Their ability to predict the future based on probabilities based on statistical inference. Reasoning under uncertainty is a central part of human decision making.

For Kea, the application, the intent is to be good at both descriptive as well as uncovering a wide variety of unknown unknowns, answers that are latent.

Using social cues

The birds apparently learn and understand social cues from fellow humans to make decisions that benefit them. What else could be more appropriate to name a solution that is built to mimic social interactions – conversations?
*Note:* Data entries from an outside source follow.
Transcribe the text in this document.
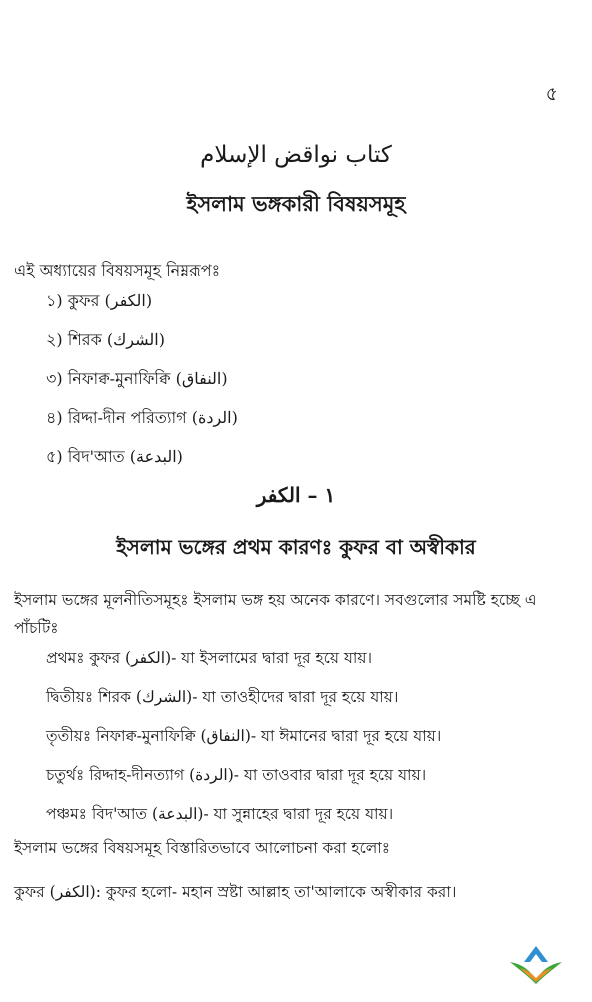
৫
كتاب نواقض الإسلام
ইসলাম ভঙ্গকারী বিষয়সমূহ
এই অধ্যায়ের বিষয়সমূহ নিম্নরূপঃ
১) কুফর (الكفر)
২) শিরক (الشرك)
৩) নিফাক্ব-মুনাফিক্বি (النفاق)
৪) রিদ্দা-দীন পরিত্যাগ (الردة)
৫) বিদ'আত (البدعة)
١ – الكفر
ইসলাম ভঙ্গের প্রথম কারণঃ কুফর বা অস্বীকার
ইসলাম ভঙ্গের মূলনীতিসমূহঃ ইসলাম ভঙ্গ হয় অনেক কারণে। সবগুলোর সমষ্টি হচ্ছে এ পাঁচটিঃ
প্রথমঃ কুফর (الكفر)- যা ইসলামের দ্বারা দূর হয়ে যায়।
দ্বিতীয়ঃ শিরক (الشرك)- যা তাওহীদের দ্বারা দূর হয়ে যায়।
তৃতীয়ঃ নিফাক্ব-মুনাফিক্বি (النفاق)- যা ঈমানের দ্বারা দূর হয়ে যায়।
চতুর্থঃ রিদ্দাহ-দীনত্যাগ (الردة)- যা তাওবার দ্বারা দূর হয়ে যায়।
পঞ্চমঃ বিদ'আত (البدعة)- যা সুন্নাহের দ্বারা দূর হয়ে যায়।
ইসলাম ভঙ্গের বিষয়সমূহ বিস্তারিতভাবে আলোচনা করা হলোঃ
কুফর (الكفر): কুফর হলো- মহান স্রষ্টা আল্লাহ তা'আলাকে অস্বীকার করা।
Abstract: One key aspect of domain-general thought is the ability to integrate information across different cognitive domains. Here, we tested whether kea (Nestor notabilis ) can use relative quantities when predicting sampling outcomes, and then integrate both physical information about the presence of a barrier, and social information about the biased sampling of an experimenter, into their predictions. Our results show that kea exhibit three signatures of statistical inference, and therefore can integrate knowledge across different cognitive domains to flexibly adjust their predictions of sampling events. This result provides evidence that true statistical inference is found outside of the great apes, and that aspects of domain general thinking can convergently evolve in brains with a highly different structure from primates. This has important implications not only for our understanding of how intelligence evolves, but also for research focused on how to create artificial domain-general thought processes.